I think in an episode I watched last week, Reid won a poker game on the plane at the beginning of a scene. I can't remember if anyone commented on it or not, but I think it had the feel of him winning often. And I watched most of Season 1 more or less at once, so I can't recall now which ep it was.
Spike ,'Potential'
Procedurals 1: Anything You Say Can and Will Be Used Against You.
This thread is for procedural TV, shows where the primary idea is to figure out the case. [NAFDA]
He's definitely something of a card sharp, and they've attributed it to his Vegas upbringing.

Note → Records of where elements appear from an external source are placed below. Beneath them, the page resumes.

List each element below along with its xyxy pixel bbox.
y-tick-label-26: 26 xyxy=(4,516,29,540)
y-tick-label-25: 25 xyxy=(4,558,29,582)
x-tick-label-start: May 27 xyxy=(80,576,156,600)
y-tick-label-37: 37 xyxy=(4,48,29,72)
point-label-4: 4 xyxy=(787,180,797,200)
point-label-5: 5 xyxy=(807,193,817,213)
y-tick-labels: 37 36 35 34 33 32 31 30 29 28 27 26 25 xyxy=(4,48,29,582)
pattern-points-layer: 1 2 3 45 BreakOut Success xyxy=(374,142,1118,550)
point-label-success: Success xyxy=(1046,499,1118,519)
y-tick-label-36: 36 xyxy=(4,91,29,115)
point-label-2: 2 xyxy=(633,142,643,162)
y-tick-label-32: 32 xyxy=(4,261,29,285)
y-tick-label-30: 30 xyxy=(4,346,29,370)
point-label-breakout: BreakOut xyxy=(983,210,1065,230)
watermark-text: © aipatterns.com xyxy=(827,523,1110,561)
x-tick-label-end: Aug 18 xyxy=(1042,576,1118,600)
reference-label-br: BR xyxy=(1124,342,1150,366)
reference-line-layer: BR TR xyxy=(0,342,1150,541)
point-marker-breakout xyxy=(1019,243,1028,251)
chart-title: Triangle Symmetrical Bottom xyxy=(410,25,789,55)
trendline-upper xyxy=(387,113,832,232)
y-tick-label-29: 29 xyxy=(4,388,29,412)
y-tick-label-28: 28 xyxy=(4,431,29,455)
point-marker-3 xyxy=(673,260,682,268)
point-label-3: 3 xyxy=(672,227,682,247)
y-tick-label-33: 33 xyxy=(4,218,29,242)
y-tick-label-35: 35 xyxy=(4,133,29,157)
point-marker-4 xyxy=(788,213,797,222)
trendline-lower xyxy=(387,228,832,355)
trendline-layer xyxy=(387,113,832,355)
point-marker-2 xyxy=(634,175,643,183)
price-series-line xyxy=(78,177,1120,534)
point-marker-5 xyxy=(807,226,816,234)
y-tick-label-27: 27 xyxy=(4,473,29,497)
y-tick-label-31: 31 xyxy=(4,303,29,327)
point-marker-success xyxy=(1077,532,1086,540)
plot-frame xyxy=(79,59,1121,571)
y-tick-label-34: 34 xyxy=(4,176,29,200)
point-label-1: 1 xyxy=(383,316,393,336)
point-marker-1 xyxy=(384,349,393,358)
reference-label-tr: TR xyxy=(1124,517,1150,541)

Right, yes, that was the talk.
I read the chess thing as more a comment on Gideon. Reid, it seems, is supposed to be good at chess (it's not a gap in his abilities), but Gideon is just that much better.
I'm only vaguely remembering the poker game with Emily, but he's quoting stats etcetera at her, and she pulls it out with the last card, or something. And Morgan is watching.
I think.
I'm only vaguely remembering the poker game with Emily, but he's quoting stats etcetera at her, and she pulls it out with the last card, or something. And Morgan is watching.
That was in "A Thousand Words" towards the end of S5. He draws one card to her three and presents a Full House. She grimaces, says she always forgets that he grew up in Vegas and he looks smug as he goes to pull the pot toward himself. She stops him and says that she, too, has a full boat and lays down a Full House that trumps his. He looks confused and says something to the effect that he can't believe she got a full house from drawing three cards, that it's something like 100-1 odds and she interjects, "Ninety-seven to one."
I love it because it's one of those subtle moments where the writers show us that in her own way, Emily's as brilliant as Reid. It harkens back to her first assignment with the team in S2-- when she, Reid, and Gideon went to Guantanamo to interrogate the POW and Reid was playing chess with Gideon and the plane banks sharply because of the approach into Guantanamo and Reid is disappointed because he thought he was finally going to beat Gideon and Emily absent-mindedly says, "He would've had you in three."
She is, in many ways, the closest thing to an intellectual equal that Reid has on the team. With better social skills from being a diplomat's daughter.
Thank you, Barb. I thought I couldn't have hallucinated that much of a scene.
Reid is brilliant, but, yes, reasonably conventional.
Hm... favorite episodes:
S1
- LDSK
- Riding the Lightning
- The Tribe
- The Fisher King Pt. 1
S2
- The Fisher King Pt. 2
- Lessons Learned
- Revelations
- Jones
- Legacy
S3
- In Name and Blood
- Scared to Death
- Penelope
- True Night
- Damaged
- Elephant's Memory
S4
- The Angel Maker
- Minimal Loss
- The Instincts/Memoriam
- Masterpiece
- Soul Mates
- Zoe's Reprise
- Demonology
- Conflicted
- Amplification
S5
- Faceless, Nameless
- The Performer
- Outfoxed
- 100
- The Uncanny Valley
- Moseley Lane
- A Thousand Words
- Exit Wounds
Yeah, I tend to the Reid and Prentiss episodes and I'm definitely heavier in the S4/5 eps.
He's definitely something of a card sharp, and they've attributed it to his Vegas upbringing.
When he, Hotch, and JJ are playing gin at the end of Empty Planet, Hotch walks away mid-hand and orders Reid specifically not to cheat, whereupon Reid immediately lifts up Hotch's face-down hand to check it out. However, JJ ends up winning, and he's so bummed he has to inspect her hand. Definitely not a happy loser when it comes to cards!
Thank you, Barb. I thought I couldn't have hallucinated that much of a scene.
Oh, it was such a brilliant scene, made even better with the coda with Morgan, where he asks, "Okay, Prentiss, I gotta know—Sin to Win Weekend?"
And she replies, "Morgan, you know I respect you tremendously, but there are some things that if you have to ask, you're just not ready to know," and she walks off leaving Morgan shaking his head and musing, "There's a whole 'nother side to that woman— a whole 'nother side," while Reid is sitting there looking through the cards and muttering, "I never lose."
Rare moment of levity but completely appropriate for the characters.